O termo pelo qual ficou conhecido um dos procedimentos mais importantes
da medicina tem origem grega e, literalmente, quer dizer 'privado de sensibilidade'.
Na prática, trata-se de um estado de total ausência de dor, por um tempo
determinado, que permite a realização de operações cirúrgicas, diagnósticos
dolorosos ou curativos, sem causar nenhum desconforto ao paciente. Funciona
da seguinte maneira: fármacos específicos são administrados por via venosa,
intramuscular ou inalatória (anestésicos gasosos ou voláteis) e, dependendo
do tipo de anestesia, ou impedem a propagação dos estímulos nervosos em
determinadas regiões do corpo (anestesias regional e local) ou tiram a
consciência e os reflexos da pessoa (anestesia geral), fazendo-a dormir
profundamente durante a intervenção.
2 -
Quais são os tipos mais comuns?
Basicamente, existem três: a anestesia geral, a regional e a local. A
primeira, por deixar todo corpo anestesiado e imóvel, é indicada para
procedimentos realizados no abdômen superior, tórax, cabeça e pescoço,
bem como em cirurgias cardíacas e neurológicas. Os médicos também costumam
usá-la quando as intervenções precisam ser feitas em crianças. Seu efeito
evita que esses pequenos pacientes fiquem traumatizados ou inquietos durante
o tratamento. Já a regional serve para anestesiar apenas algumas áreas
do corpo, sendo recomendada para cirurgias nas pernas, apendicite, útero,
ovário e bexiga. Nesta categoria, estão as populares injeções aplicadas
nas costas em cesarianas: a peridural (aplicada na camada de gordura anterior
à membrana que envolve a medula vertebral) e a raquianestesia (injetada
em região abaixo da medula, onde só há filamentos nervosos). Finalmente,
ainda há a anestesia local, utilizada em operações simples que envolvem
pequenas áreas, como cirurgias plásticas ou sutura de pequenos cortes,
por exemplo. Neste caso, a atuação do anestésico é mais superficial, não
atingindo o nervo, mas terminações nervosas da pele.
3 -
Como definir a melhor técnica anestésica?
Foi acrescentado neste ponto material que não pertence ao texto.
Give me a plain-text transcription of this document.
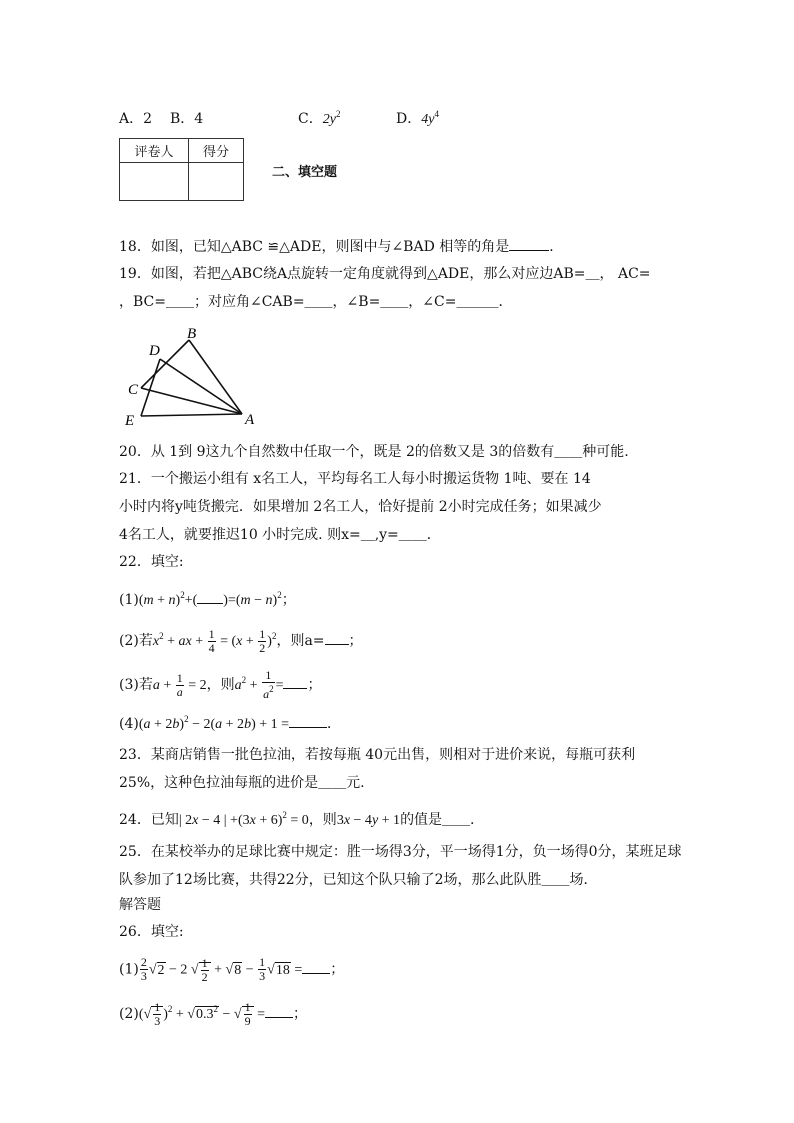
A．2 B．4	C．$2y^2$	D．$4y^4$
评卷人	得分

二、填空题
18．如图，已知△ABC ≌△ADE，则图中与∠BAD 相等的角是	．
19．如图，若把△ABC绕A点旋转一定角度就得到△ADE，那么对应边AB=＿， AC=
，BC=＿＿；对应角∠CAB=＿＿，∠B=＿＿，∠C=＿＿＿．
B
D
C
E	A
20．从 1到 9这九个自然数中任取一个，既是 2的倍数又是 3的倍数有＿＿种可能.
21．一个搬运小组有 x名工人，平均每名工人每小时搬运货物 1吨、要在 14
小时内将y吨货搬完．如果增加 2名工人，恰好提前 2小时完成任务；如果减少
4名工人，就要推迟10 小时完成. 则x=＿,y=＿＿．
22．填空:
$(1)(m + n)^2+$( )$=(m - n)^2$；
(2)若$x^2$ + ax + $\frac{1}{4} = (x + \frac{1}{2} )^2$，则a= ；
(3)若$a + \frac{1}{a} = 2$，则$a^2 + \frac{1}{a^2}$ = ；
$(4)(a + 2b)^2 - 2(a + 2b) + 1$ =	．
23．某商店销售一批色拉油，若按每瓶 40元出售，则相对于进价来说，每瓶可获利
25%，这种色拉油每瓶的进价是＿＿元.
24．已知| 2x − 4 | $+(3x + 6)^2 = 0$，则3x − 4y + 1的值是＿＿.
25．在某校举办的足球比赛中规定：胜一场得3分，平一场得1分，负一场得0分，某班足球
队参加了12场比赛，共得22分，已知这个队只输了2场，那么此队胜＿＿场．
解答题
26．填空:
$(1) \frac{2}{3} √2 - 2$ √ $\frac{1}{2} + √8 - \frac{1}{3} √18$ = ；
$(2)(√ \frac{1}{3} )^2 + √0.3^2$ − √ $\frac{1}{9}$ = ；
Só mesmo o anestesiologista e médicos especializados em Serviços de Anestesia
de Hospitais (residência médica reconhecida pela Sociedade Brasileira
de Anestesiologia e pelo Ministério da Educação) estão capacitados para
indicar o anestésico ideal para cada situação. Por isso, antes de qualquer
procedimento anestésico-cirúrgico, recomendase que o paciente passe por
uma consulta prévia. A indicação leva sempre em conta histórico médico,
exames clínicos, tipo de cirurgia, tempo operatório e, em alguns casos,
até mesmo a preferência do paciente e do cirurgião.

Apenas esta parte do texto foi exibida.